KPU Makassar Masih Butuh 231 PPS

  • Bagikan
ILUSTRASI

MAKASSAR, RAKYATSULSEL - Komisi Pemilihan Umum (KPU) Kota Makassar saat ini masih kekurangan pendaftar calon Panitia Pemungutan Suara (PPS) untuk pemilihan kepala daerah serentak 2024. Sebanyak 231 oran dari 77 kelurahan anggota badan ad hoc tersebut masih dibutuhkan. Perpanjangan pendaftaran dibuka hingga, Sabtu 11 Mei, besok.

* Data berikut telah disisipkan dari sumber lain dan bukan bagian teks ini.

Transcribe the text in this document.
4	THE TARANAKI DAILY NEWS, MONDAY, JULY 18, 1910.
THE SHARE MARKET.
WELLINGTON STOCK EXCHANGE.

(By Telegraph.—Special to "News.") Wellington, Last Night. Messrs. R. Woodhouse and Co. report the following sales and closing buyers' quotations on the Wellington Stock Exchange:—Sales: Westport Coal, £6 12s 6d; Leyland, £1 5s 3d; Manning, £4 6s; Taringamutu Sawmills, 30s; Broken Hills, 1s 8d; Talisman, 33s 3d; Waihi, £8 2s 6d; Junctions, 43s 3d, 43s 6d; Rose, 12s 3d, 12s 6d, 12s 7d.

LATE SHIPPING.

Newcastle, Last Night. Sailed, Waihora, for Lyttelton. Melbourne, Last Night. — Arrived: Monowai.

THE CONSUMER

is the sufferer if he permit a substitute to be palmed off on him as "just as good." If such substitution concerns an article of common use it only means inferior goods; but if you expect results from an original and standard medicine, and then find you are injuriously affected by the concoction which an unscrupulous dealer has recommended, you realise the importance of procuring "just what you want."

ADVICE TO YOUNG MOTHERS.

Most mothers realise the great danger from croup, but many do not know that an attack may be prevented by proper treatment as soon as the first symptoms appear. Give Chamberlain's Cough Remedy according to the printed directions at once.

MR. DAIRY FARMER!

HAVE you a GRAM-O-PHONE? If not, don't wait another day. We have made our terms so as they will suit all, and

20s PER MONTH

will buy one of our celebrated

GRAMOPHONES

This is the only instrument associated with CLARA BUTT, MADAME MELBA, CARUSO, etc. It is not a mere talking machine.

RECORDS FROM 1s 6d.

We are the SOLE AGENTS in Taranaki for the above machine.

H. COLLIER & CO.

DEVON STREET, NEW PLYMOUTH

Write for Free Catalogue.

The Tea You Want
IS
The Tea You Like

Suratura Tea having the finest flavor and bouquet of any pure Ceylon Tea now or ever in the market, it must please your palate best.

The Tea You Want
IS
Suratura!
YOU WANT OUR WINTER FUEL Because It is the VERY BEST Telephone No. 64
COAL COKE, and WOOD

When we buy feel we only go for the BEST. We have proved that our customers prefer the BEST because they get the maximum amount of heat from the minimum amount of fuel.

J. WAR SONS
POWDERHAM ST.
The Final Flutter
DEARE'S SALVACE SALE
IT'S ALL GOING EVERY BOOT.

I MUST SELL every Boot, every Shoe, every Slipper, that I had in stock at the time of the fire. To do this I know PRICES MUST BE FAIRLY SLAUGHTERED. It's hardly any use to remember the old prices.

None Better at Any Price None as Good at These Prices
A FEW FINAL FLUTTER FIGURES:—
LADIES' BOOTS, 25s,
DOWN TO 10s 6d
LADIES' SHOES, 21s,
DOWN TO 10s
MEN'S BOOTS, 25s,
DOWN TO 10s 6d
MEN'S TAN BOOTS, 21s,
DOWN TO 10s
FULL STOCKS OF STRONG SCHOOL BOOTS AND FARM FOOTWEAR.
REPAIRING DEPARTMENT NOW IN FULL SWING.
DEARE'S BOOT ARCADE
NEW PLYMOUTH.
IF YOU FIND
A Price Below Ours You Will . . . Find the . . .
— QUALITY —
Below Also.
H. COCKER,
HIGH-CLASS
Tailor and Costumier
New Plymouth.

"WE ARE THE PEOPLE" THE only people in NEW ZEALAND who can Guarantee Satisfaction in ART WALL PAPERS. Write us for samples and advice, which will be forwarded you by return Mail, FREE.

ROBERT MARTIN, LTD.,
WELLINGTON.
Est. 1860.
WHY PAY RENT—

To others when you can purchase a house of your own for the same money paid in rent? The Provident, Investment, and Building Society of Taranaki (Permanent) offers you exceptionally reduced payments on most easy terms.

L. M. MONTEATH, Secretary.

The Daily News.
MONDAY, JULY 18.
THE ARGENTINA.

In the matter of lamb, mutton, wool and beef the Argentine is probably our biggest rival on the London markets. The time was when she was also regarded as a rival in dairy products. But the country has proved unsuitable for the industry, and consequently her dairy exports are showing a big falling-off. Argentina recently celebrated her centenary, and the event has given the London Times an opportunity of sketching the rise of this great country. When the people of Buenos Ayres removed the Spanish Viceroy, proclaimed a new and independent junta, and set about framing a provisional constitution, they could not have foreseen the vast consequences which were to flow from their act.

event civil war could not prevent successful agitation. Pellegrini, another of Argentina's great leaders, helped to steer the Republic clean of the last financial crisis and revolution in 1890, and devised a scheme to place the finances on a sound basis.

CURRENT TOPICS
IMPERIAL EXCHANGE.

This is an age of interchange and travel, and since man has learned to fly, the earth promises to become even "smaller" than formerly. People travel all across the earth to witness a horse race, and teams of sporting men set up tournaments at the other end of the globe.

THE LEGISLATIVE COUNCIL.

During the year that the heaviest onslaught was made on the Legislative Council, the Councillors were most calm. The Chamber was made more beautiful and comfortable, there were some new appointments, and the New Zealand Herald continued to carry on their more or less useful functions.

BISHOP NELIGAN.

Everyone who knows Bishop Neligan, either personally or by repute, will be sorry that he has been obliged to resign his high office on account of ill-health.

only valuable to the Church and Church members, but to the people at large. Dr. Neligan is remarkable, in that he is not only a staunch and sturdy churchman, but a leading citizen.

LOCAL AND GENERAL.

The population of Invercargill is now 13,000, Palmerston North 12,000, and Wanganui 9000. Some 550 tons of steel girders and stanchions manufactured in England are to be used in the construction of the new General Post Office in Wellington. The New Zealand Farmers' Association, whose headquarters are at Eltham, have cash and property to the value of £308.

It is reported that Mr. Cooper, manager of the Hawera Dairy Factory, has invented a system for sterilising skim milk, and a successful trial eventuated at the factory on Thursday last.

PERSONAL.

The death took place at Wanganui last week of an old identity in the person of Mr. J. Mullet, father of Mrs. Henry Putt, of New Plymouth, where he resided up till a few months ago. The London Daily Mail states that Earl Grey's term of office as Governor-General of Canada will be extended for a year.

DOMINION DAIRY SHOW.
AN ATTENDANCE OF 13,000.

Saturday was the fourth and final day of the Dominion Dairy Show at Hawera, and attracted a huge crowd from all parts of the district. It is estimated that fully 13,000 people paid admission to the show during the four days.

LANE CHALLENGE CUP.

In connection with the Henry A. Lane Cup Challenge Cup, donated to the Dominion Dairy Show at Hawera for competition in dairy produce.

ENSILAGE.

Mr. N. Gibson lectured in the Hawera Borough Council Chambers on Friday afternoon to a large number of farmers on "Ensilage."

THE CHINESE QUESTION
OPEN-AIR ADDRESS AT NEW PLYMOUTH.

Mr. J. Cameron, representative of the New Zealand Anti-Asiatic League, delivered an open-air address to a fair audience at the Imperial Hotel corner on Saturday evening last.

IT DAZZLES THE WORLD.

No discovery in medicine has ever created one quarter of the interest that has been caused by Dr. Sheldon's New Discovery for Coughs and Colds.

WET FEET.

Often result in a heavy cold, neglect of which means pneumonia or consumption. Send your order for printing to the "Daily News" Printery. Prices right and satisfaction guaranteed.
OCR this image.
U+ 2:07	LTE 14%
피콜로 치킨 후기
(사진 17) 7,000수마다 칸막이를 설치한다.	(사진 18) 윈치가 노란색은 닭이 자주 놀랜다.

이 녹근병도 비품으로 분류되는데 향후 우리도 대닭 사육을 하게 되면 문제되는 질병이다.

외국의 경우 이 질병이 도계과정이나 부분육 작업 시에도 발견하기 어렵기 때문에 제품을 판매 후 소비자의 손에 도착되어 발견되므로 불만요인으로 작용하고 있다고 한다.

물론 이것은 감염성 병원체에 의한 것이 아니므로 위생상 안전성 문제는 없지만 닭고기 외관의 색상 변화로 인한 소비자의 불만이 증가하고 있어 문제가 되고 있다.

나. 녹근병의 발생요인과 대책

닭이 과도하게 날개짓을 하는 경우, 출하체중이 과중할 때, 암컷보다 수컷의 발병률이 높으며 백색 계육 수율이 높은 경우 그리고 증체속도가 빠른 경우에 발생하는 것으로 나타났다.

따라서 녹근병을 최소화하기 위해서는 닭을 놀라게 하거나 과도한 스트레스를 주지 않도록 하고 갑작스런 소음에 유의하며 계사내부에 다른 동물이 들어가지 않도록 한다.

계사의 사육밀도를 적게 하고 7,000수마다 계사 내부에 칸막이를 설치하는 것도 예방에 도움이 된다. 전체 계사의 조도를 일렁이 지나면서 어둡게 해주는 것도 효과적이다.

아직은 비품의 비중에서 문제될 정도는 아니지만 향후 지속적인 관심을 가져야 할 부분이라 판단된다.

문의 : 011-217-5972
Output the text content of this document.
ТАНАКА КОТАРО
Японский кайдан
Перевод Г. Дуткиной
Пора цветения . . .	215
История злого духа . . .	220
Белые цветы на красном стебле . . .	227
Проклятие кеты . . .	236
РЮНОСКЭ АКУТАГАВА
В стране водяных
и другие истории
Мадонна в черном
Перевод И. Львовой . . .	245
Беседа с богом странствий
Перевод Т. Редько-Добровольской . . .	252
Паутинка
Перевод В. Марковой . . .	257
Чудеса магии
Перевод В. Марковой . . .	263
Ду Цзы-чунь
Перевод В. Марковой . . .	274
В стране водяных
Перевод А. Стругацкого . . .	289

Komisioner KPU Kota Makassar, Sri Wahyuningsih mengatakan dari 15 kecamatan di Kota Makassar beberapa kelurahan masih membutuhkan PPS. Dari 153 kelurahan ada 77 kelurahan yang masih kekurangan. Kekurangan itu tersebar di hampir semua kecamatan yang ada.

"Tak ada pilihan lain, kami harus memperpanjang masa pendaftaran," imbuh Sri, Jumat (10/5/2024).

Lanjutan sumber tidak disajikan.